Although there have been numerous evaluations of teen pregnancy prevention
programs, there are many reasons why programs are not considered successful. In some
cases the evaluation studies are limited by methodological problems or constraints
because the approach taken is so multilayered that researchers have had difficulty
disentangling the effects of multiple components of a program. In other cases, the
approach may have worked for boys but not for girls, or vice versa. In some cases the
programs are very small, and thereby it is harder to obtain significant results. In other
cases, different personnel may affect the outcomes of similar programs.

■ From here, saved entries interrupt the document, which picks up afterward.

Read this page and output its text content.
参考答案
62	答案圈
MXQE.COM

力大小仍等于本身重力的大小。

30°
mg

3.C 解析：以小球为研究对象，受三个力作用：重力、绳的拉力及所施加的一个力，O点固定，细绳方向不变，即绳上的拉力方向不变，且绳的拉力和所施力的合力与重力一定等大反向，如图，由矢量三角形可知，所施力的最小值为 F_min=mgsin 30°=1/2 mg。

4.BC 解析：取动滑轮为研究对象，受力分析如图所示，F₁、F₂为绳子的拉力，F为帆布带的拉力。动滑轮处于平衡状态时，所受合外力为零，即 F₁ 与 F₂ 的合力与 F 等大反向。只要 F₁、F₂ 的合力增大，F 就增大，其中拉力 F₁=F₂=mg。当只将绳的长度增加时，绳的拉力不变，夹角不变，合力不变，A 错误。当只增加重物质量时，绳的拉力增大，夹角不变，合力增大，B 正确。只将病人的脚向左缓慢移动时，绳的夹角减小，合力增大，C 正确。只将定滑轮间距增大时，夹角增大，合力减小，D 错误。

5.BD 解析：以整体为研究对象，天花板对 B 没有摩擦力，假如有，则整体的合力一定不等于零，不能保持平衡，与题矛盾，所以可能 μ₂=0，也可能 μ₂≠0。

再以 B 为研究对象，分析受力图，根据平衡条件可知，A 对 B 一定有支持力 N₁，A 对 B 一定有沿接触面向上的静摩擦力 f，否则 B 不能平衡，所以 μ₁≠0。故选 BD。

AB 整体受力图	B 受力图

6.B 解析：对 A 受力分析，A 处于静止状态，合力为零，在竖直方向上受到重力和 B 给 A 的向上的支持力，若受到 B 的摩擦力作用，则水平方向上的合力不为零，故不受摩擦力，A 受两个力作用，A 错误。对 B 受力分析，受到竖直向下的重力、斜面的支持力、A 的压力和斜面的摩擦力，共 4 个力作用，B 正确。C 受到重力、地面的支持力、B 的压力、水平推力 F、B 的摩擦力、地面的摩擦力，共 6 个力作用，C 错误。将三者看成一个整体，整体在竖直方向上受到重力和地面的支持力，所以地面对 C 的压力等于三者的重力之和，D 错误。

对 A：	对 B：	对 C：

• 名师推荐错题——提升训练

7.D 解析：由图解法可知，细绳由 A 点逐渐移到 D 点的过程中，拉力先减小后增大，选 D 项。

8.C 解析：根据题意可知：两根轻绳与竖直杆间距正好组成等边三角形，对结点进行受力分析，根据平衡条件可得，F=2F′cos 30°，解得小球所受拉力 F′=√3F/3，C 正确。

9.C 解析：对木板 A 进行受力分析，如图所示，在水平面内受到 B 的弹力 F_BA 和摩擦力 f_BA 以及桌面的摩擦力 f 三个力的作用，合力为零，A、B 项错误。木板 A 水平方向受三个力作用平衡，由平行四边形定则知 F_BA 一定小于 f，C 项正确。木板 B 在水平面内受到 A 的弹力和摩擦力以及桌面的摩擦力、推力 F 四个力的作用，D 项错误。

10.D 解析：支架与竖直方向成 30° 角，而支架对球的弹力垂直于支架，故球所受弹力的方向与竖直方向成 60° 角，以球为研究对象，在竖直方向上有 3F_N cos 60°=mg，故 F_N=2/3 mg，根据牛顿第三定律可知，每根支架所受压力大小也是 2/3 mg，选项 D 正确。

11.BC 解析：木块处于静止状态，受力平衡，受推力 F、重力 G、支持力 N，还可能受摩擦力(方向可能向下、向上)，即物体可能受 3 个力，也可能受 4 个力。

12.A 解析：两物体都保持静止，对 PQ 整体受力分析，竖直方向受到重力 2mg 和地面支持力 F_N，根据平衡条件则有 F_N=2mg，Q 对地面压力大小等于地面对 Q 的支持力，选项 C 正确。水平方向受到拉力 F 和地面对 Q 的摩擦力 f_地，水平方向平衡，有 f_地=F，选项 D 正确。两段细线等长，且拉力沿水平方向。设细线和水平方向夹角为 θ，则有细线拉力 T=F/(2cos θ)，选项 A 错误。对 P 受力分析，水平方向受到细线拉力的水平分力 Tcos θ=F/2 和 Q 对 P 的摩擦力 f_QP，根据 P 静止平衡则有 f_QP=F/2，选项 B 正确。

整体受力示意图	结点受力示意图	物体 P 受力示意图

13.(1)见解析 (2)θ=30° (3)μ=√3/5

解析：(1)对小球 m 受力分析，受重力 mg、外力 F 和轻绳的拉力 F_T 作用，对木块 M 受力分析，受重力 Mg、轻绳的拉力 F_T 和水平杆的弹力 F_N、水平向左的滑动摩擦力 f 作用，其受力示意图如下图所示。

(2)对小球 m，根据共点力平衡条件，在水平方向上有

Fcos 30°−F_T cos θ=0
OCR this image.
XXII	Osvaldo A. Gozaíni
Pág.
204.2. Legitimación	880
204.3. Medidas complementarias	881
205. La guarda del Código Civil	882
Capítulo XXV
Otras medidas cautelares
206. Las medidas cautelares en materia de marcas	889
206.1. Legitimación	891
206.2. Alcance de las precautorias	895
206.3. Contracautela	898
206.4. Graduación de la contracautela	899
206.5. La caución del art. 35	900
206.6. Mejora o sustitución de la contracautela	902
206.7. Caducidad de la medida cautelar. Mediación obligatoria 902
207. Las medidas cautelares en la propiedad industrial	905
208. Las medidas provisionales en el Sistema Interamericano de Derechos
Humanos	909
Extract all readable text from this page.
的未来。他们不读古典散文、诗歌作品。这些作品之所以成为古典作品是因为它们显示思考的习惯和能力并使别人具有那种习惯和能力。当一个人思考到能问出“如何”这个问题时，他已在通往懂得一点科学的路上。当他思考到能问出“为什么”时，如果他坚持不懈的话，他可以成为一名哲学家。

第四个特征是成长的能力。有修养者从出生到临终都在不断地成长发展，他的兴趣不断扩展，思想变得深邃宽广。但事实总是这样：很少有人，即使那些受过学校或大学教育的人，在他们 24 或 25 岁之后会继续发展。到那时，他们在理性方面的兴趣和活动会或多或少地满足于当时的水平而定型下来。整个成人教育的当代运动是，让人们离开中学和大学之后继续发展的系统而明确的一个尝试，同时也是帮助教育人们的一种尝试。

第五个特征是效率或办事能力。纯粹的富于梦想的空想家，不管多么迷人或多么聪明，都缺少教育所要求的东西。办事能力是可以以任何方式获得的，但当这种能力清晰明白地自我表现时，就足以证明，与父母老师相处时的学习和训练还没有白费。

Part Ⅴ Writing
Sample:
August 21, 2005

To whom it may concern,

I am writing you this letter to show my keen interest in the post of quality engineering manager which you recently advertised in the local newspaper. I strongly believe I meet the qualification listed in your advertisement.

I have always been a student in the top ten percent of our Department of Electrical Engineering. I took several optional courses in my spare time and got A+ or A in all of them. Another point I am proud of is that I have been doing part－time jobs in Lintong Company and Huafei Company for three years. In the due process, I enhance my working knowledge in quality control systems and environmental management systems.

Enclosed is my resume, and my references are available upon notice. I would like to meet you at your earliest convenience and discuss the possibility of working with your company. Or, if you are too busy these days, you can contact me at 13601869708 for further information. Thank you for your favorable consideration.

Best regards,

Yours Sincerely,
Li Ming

An Abstinence-Only Intervention Versus an Abstinence Message
There is a significant difference between abstinence as a message and abstinence-
only interventions. While the Bush Administration continues to support an abstinence-
only program intervention (with some modifications), others argue that an abstinence
message integrated into a comprehensive sex education program that includes information
on the use of contraceptives and that enhances decision-making skills is a more effective
method to prevent teen pregnancy. A recent nationally representative survey found that
90% of adults and teens agree that young people should get a strong message that they
should not have sex until they are at least out of high school, and that a majority of adults
(73%) and teens (56%) want teens to get more information about both abstinence and
contraception.13 The American public — both adults and teens — supports encouraging
teens to delay sexual activity and providing young people with information about
contraception. (For additional information on teen pregnancy prevention, see CRS Report
RS20301, Teenage Pregnancy Prevention: Statistics and Programs, and CRS Report
RS20873, Reducing Teen Pregnancy: Adolescent Family Life and Abstinence Education
Programs, both by Carmen Solomon-Fears.)
12 The National Campaign to Prevent Teen Pregnancy, Putting What Works To Work:
Curriculum-Based Programs That Prevent Teen Pregnancy. 2007. Note: The report lists 23
effective programs that used either an experimental or quasi-experimental design. The earliest
program listed was based on a 1990 evaluation. See the Text Box above for a list of five
programs with an experimental design that were evaluated in 2000 or later.
13 The National Campaign to Prevent Teen Pregnancy, With One Voice 2007 — America’s Adults
and Teens Sound Off About Teen Pregnancy, by Bill Albert. February 2007, p. 2.